Hi, and thanks for your quick reply. Eventually interfaces/concepts would be
the way to go. But for now I've managed to push the generics to the child class
as you suggested.
For now I have defined functions meant to be overridden by user as functions
with empty body. However I'd like to issue some diagnostics if these empty
functions are called, either at compile- or runtime. Something along the lines
of die("message") or exit("message"). I tried compilerError, but apparently it
generates an error regardless whether the method is overridden or not.
29.01.2015, 20:17, "Brad Chamberlain" <[email protected]>:
> Hi John --
>> I tried creating a base policy class and deriving from it, but ran into
>> problems with generics stuff. Namely, in my base class I have:
>>
>> param rank: int;
>> type idxType;
>>
>> When trying to derive a class myPolicy from it I get error:
>>
>> unresolved type specifier 'myPolicy(rank=1, idxType=type int(64))'
>>
>> Trying to provide any user specifiec constructors just gets me different
>> error messages...
> Yes, unfortunately there is currently a note in the STATUS file that says
> "subclassing uninstantiated generic classes should be prohibited but is
> not," indicating a previous developer's position on the topic.

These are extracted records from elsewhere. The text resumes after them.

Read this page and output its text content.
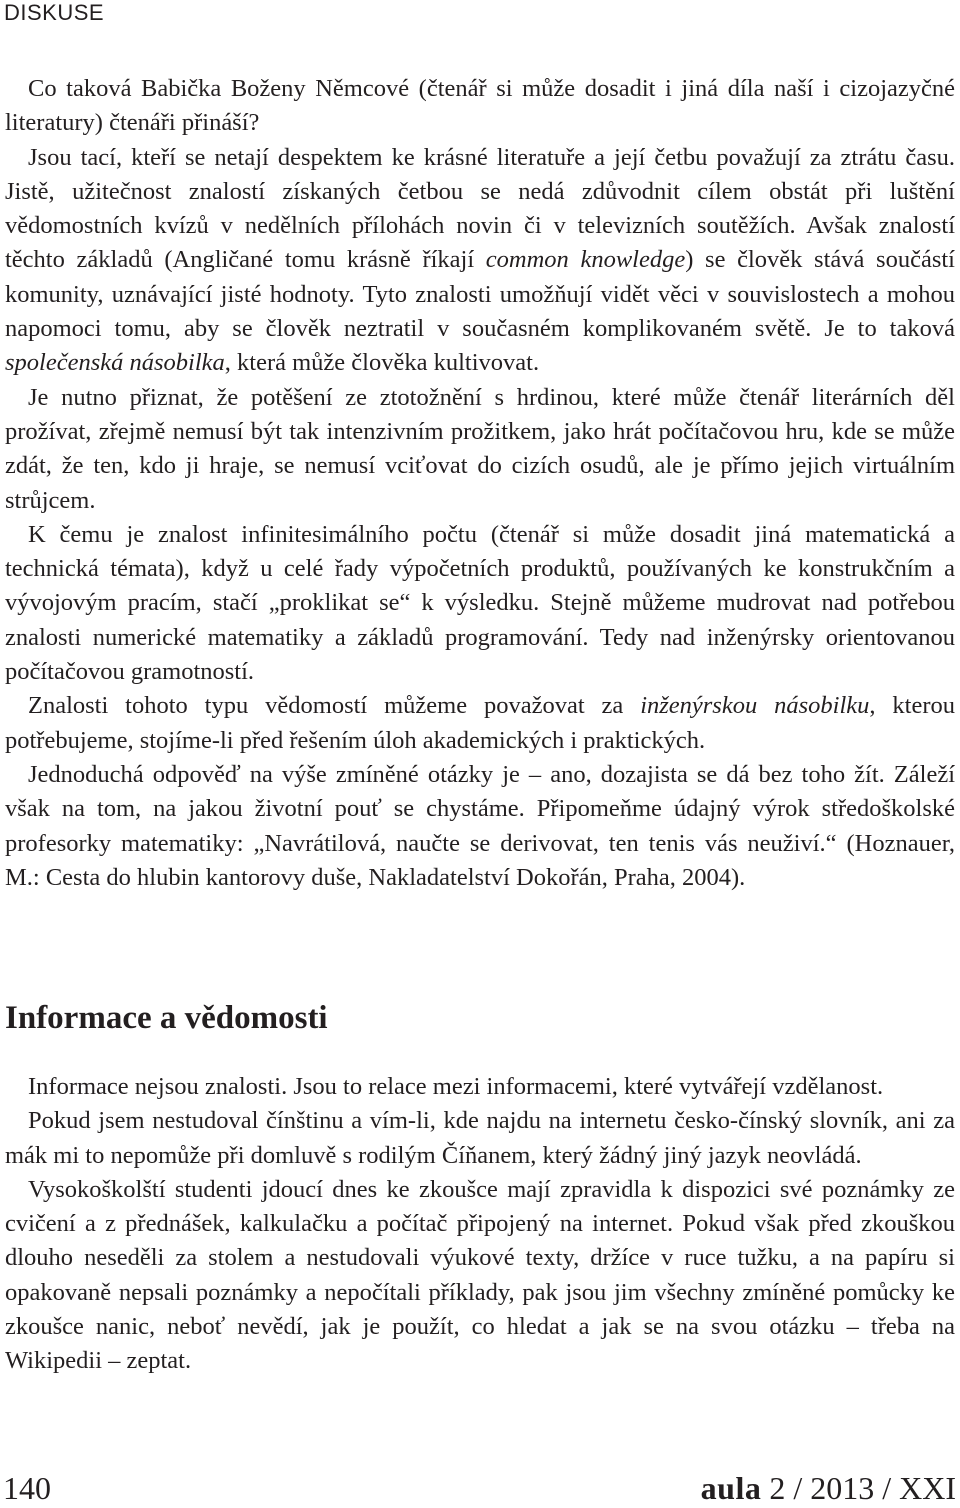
DISKUSE

Co taková Babička Boženy Němcové (čtenář si může dosadit i jiná díla naší i cizojazyčné literatury) čtenáři přináší?

Jsou tací, kteří se netají despektem ke krásné literatuře a její četbu považují za ztrátu času. Jistě, užitečnost znalostí získaných četbou se nedá zdůvodnit cílem obstát při luštění vědomostních kvízů v nedělních přílohách novin či v televizních soutěžích. Avšak znalostí těchto základů (Angličané tomu krásně říkají common knowledge) se člověk stává součástí komunity, uznávající jisté hodnoty. Tyto znalosti umožňují vidět věci v souvislostech a mohou napomoci tomu, aby se člověk neztratil v současném komplikovaném světě. Je to taková společenská násobilka, která může člověka kultivovat.

Je nutno přiznat, že potěšení ze ztotožnění s hrdinou, které může čtenář literárních děl prožívat, zřejmě nemusí být tak intenzivním prožitkem, jako hrát počítačovou hru, kde se může zdát, že ten, kdo ji hraje, se nemusí vciťovat do cizích osudů, ale je přímo jejich virtuálním strůjcem.

K čemu je znalost infinitesimálního počtu (čtenář si může dosadit jiná matematická a technická témata), když u celé řady výpočetních produktů, používaných ke konstrukčním a vývojovým pracím, stačí „proklikat se“ k výsledku. Stejně můžeme mudrovat nad potřebou znalosti numerické matematiky a základů programování. Tedy nad inženýrsky orientovanou počítačovou gramotností.

Znalosti tohoto typu vědomostí můžeme považovat za inženýrskou násobilku, kterou potřebujeme, stojíme-li před řešením úloh akademických i praktických.

Jednoduchá odpověď na výše zmíněné otázky je – ano, dozajista se dá bez toho žít. Záleží však na tom, na jakou životní pouť se chystáme. Připomeňme údajný výrok středoškolské profesorky matematiky: „Navrátilová, naučte se derivovat, ten tenis vás neuživí.“ (Hoznauer, M.: Cesta do hlubin kantorovy duše, Nakladatelství Dokořán, Praha, 2004).

Informace a vědomosti

Informace nejsou znalosti. Jsou to relace mezi informacemi, které vytvářejí vzdělanost.

Pokud jsem nestudoval čínštinu a vím-li, kde najdu na internetu česko-čínský slovník, ani za mák mi to nepomůže při domluvě s rodilým Číňanem, který žádný jiný jazyk neovládá.

Vysokoškolští studenti jdoucí dnes ke zkoušce mají zpravidla k dispozici své poznámky ze cvičení a z přednášek, kalkulačku a počítač připojený na internet. Pokud však před zkouškou dlouho neseděli za stolem a nestudovali výukové texty, držíce v ruce tužku, a na papíru si opakovaně nepsali poznámky a nepočítali příklady, pak jsou jim všechny zmíněné pomůcky ke zkoušce nanic, neboť nevědí, jak je použít, co hledat a jak se na svou otázku – třeba na Wikipedii – zeptat.

140	aula 2 / 2013 / XXI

This same
> limitation came up in discussion via another user query this week and the
> team's sense was that it should be supported -- but it isn't at present in
> either case. In use cases like this, I believe we usually either push the
> generics down into the child classes (if possible) or move away from
> subclassing using a technique like the one in my earlier mail.
>
> The Chapel constructor/OOP story developed under HPCS was a bit naive in
> several respects (supporting the stereotype that HPC programmers really
> don't use objects?), and we're currently undertaking an effort to beef up
> these capabilities to fix the warts and mis-steps during those early years
> which also ought to result in closing issues like this.
>> The more I think this the more I'd like to take the base class approach,
>> so that default methods would be provided but they could be overridden
>> if user so wants... Or does chapel have a way to check(at compile time)
>> if a class has a method with given name?
> I don't believe we have that type of introspection in the class hierarchy.
> I don't think we'd be philosophically opposed to it, but simply haven't
> designed or implemented any support for it that I'm aware of.